Absehen von einer Beschwerdeverhandlung:
Gemäß § 24 Abs 1 VwGVG hat das Verwaltungsgericht hat auf Antrag oder, wenn es dies für erforderlich hält, von Amts wegen eine öffentliche mündliche Verhandlung durchzuführen. Gemäß Abs 3 hat der Beschwerdeführer die Durchführung einer Verhandlung in der Beschwerde oder im Vorlageantrag zu beantragen. Den sonstigen Parteien ist Gelegenheit zu geben, binnen angemessener, zwei Wochen nicht übersteigender Frist einen Antrag auf Durchführung einer Verhandlung zu stellen. Ein Antrag auf Durchführung einer Verhandlung kann nur mit Zustimmung der anderen Parteien zurückgezogen werden. Gemäß Abs 4 kann, soweit durch Bundes- oder Landesgesetz nicht anderes bestimmt ist, das Verwaltungsgericht ungeachtet eines Parteiantrages von einer Verhandlung absehen, wenn die Akten erkennen lassen, dass die mündliche Erörterung eine weitere Klärung der Rechtssache nicht erwarten lässt, und einem Entfall der Verhandlung weder Art. 6 Abs. 1 der Konvention zum Schutze der Menschenrechte und Grundfreiheiten, BGBl. Nr. 210/1958, noch Art. 47 der Charta der Grundrechte der Europäischen Union, ABl. Nr. C 83 vom 30.03.2010 S. 389 entgegenstehen. Gemäß Abs 5 kann das Verwaltungsgericht von der Durchführung (Fortsetzung) einer Verhandlung absehen, wenn die Parteien ausdrücklich darauf verzichten. Ein solcher Verzicht kann bis zum Beginn der (fortgesetzten) Verhandlung erklärt werden.

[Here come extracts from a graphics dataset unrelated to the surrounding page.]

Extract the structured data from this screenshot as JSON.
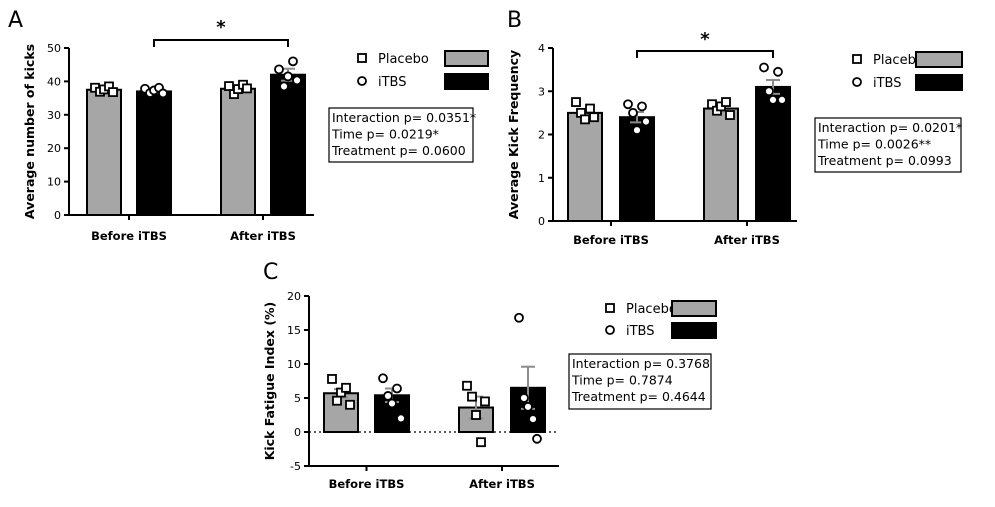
{
  "colors": {
    "placebo": "#a6a6a6",
    "itbs": "#000000",
    "axis": "#000000",
    "error_bar": "#8c8c8c"
  },
  "chart_data": [
    {
      "panel": "A",
      "type": "bar",
      "ylabel": "Average number of kicks",
      "xlabel": "",
      "ylim": [
        0,
        50
      ],
      "yticks": [
        0,
        10,
        20,
        30,
        40,
        50
      ],
      "categories": [
        "Before iTBS",
        "After iTBS"
      ],
      "series": [
        {
          "name": "Placebo",
          "marker": "square",
          "values": [
            37.5,
            37.8
          ],
          "sem": [
            0.5,
            1.0
          ],
          "points": [
            [
              38.1,
              36.9,
              37.6,
              38.5,
              36.8
            ],
            [
              38.6,
              36.2,
              37.7,
              39.0,
              37.9
            ]
          ]
        },
        {
          "name": "iTBS",
          "marker": "circle",
          "values": [
            37.0,
            42.0
          ],
          "sem": [
            0.5,
            1.8
          ],
          "points": [
            [
              37.8,
              36.5,
              37.3,
              38.1,
              36.4
            ],
            [
              43.6,
              38.5,
              41.5,
              46.0,
              40.3
            ]
          ]
        }
      ],
      "significance": {
        "label": "*",
        "from": "Before iTBS",
        "to": "After iTBS"
      },
      "stats": [
        "Interaction p= 0.0351*",
        "Time p= 0.0219*",
        "Treatment p= 0.0600"
      ]
    },
    {
      "panel": "B",
      "type": "bar",
      "ylabel": "Average Kick Frequency",
      "xlabel": "",
      "ylim": [
        0,
        4
      ],
      "yticks": [
        0,
        1,
        2,
        3,
        4
      ],
      "categories": [
        "Before iTBS",
        "After iTBS"
      ],
      "series": [
        {
          "name": "Placebo",
          "marker": "square",
          "values": [
            2.5,
            2.6
          ],
          "sem": [
            0.08,
            0.06
          ],
          "points": [
            [
              2.75,
              2.5,
              2.35,
              2.6,
              2.4
            ],
            [
              2.7,
              2.55,
              2.65,
              2.75,
              2.45
            ]
          ]
        },
        {
          "name": "iTBS",
          "marker": "circle",
          "values": [
            2.4,
            3.1
          ],
          "sem": [
            0.12,
            0.16
          ],
          "points": [
            [
              2.7,
              2.5,
              2.1,
              2.65,
              2.3
            ],
            [
              3.55,
              3.0,
              2.8,
              3.45,
              2.8
            ]
          ]
        }
      ],
      "significance": {
        "label": "*",
        "from": "Before iTBS",
        "to": "After iTBS"
      },
      "stats": [
        "Interaction p= 0.0201*",
        "Time p= 0.0026**",
        "Treatment p= 0.0993"
      ]
    },
    {
      "panel": "C",
      "type": "bar",
      "ylabel": "Kick Fatigue Index (%)",
      "xlabel": "",
      "ylim": [
        -5,
        20
      ],
      "yticks": [
        -5,
        0,
        5,
        10,
        15,
        20
      ],
      "zero_line": "dotted",
      "categories": [
        "Before iTBS",
        "After iTBS"
      ],
      "series": [
        {
          "name": "Placebo",
          "marker": "square",
          "values": [
            5.7,
            3.6
          ],
          "sem": [
            0.6,
            1.6
          ],
          "points": [
            [
              7.8,
              4.6,
              5.8,
              6.5,
              4.0
            ],
            [
              6.8,
              5.2,
              2.5,
              -1.5,
              4.5
            ]
          ]
        },
        {
          "name": "iTBS",
          "marker": "circle",
          "values": [
            5.4,
            6.5
          ],
          "sem": [
            1.0,
            3.1
          ],
          "points": [
            [
              7.9,
              5.3,
              4.2,
              6.4,
              2.0
            ],
            [
              16.8,
              5.0,
              3.7,
              1.9,
              -1.0
            ]
          ]
        }
      ],
      "significance": null,
      "stats": [
        "Interaction p= 0.3768",
        "Time p= 0.7874",
        "Treatment p= 0.4644"
      ]
    }
  ]
}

Der für diesen Fall maßgebliche Sachverhalt konnte als durch die Aktenlage hinreichend geklärt erachtet werden. In der Beschwerde wurden keine noch zu klärenden Tatsachenfragen in konkreter und substantiierter Weise aufgeworfen und war gegenständlich auch keine komplexe Rechtsfrage zu lösen (VwGH 31.07.2007, GZ 2005/05/0080). Dem Absehen von der Verhandlung stehen hier auch Art 6 Abs 1 EMRK und Art 47 der Charta der Grundrechte der Europäischen Union nicht entgegen.